A friendly lady gives me coffee, asks me to wait for the coordinator who is upstairs at that moment and continues her chat with some guests.

Music plays softly. Rather old-fashioned violin music may enhance the atmosphere. I'm going to see where it's coming from.

In the back of the café I find the DJ who, surrounded by CDs with a high Mantovani and Victor-Sylsvester content, just manages to keep himself awake. After chatting for a while, I already know that if he had a replacement willing to take over his job, he would be the last one there. We arrange that on the spot. He disappears, along with his CDs, while I manage to get some more up-tempo repertoire from a box in a corner. Even before the coordinator is downstairs, contemporary pop sounds, after which I have the honorable task of informing him that a personnel change has just taken place. So, I have arrived….

My name is Bart Didden, married to Alfred and we live together with cat Moortje. Huisie, boompie beessie. I am 73 and worked for 45 years in various retail companies, of which the last 37 years at AH. In 2011 I first took early retirement and then retired. I have been working as a volunteer at COC Haaglanden for over 25 years. I started as a DJ at the Soos 40+. I soon found out that COC Haaglanden has an eatery every Wednesday. Because I wanted to volunteer at the club to get to know new people, I also went there for dinner. And the following week. And the following week. And the following week etc etc. In the meantime I got to know people and so eating in the COC on Wednesday became a regular meal. Soon I started helping behind the bar, took part in the care of the eatery and evolved into a café manager.

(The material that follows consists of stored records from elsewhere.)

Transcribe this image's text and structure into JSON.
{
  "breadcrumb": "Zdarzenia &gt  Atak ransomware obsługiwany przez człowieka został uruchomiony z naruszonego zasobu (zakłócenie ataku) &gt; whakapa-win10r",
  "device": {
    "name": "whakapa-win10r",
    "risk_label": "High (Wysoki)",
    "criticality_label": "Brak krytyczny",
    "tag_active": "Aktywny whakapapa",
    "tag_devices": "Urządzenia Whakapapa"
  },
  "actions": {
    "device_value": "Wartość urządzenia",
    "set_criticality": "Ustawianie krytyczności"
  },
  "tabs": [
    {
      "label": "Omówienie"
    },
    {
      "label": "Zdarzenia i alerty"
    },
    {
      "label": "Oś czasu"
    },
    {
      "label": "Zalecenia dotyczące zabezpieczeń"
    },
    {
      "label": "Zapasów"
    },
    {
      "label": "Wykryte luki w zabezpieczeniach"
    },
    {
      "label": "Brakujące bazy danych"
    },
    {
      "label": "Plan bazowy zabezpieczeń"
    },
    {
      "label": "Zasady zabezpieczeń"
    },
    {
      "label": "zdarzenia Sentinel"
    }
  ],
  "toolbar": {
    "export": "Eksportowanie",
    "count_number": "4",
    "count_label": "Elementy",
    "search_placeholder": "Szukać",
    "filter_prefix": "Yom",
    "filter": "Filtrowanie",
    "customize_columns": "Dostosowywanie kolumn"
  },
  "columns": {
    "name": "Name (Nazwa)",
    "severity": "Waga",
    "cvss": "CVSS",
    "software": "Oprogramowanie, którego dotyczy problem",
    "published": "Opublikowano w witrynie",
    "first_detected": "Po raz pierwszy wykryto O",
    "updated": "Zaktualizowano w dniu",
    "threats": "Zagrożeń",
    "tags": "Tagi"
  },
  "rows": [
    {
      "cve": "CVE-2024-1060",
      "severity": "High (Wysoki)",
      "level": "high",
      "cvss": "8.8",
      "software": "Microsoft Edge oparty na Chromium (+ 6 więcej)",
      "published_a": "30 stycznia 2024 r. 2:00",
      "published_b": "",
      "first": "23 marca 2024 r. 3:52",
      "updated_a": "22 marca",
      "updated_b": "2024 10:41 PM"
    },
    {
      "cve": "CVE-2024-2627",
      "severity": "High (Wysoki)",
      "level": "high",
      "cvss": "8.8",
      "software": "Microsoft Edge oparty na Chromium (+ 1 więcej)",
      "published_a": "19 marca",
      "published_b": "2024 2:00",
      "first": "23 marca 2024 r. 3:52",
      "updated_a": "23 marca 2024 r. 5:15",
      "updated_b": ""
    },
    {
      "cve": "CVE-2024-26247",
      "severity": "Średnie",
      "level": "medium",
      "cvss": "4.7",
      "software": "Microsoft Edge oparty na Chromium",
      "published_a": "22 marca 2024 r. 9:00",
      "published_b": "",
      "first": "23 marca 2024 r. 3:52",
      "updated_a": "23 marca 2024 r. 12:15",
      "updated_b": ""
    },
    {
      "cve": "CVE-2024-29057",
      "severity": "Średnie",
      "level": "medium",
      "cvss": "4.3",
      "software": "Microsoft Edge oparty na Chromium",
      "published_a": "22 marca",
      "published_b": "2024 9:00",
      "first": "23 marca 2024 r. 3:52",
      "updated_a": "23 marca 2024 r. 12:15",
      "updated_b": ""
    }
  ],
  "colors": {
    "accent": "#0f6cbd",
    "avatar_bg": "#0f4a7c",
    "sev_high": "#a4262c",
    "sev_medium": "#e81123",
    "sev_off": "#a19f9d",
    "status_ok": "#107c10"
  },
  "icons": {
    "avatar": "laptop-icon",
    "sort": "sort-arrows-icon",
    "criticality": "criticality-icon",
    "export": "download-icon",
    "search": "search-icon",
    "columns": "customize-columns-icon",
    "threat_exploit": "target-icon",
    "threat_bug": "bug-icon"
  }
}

The coordinator of the Soos 40+ stopped and I started to shape the elderly box myself, together with a fellow volunteer. The tasks divided themselves. He took care of the activities and I facilitated by running the cafe.

That became the core of my work: helping to shape the running of the café. When I took early retirement, I accepted a request from the then board to have the café open more. Because I no longer had to work, I had the time to open the store three days a week. Plus twice a month on Sunday at the Zilveruitjes – to provide space for the current elderly care home. During all those cafe opening hours I also took care of the cafe by cooking myself.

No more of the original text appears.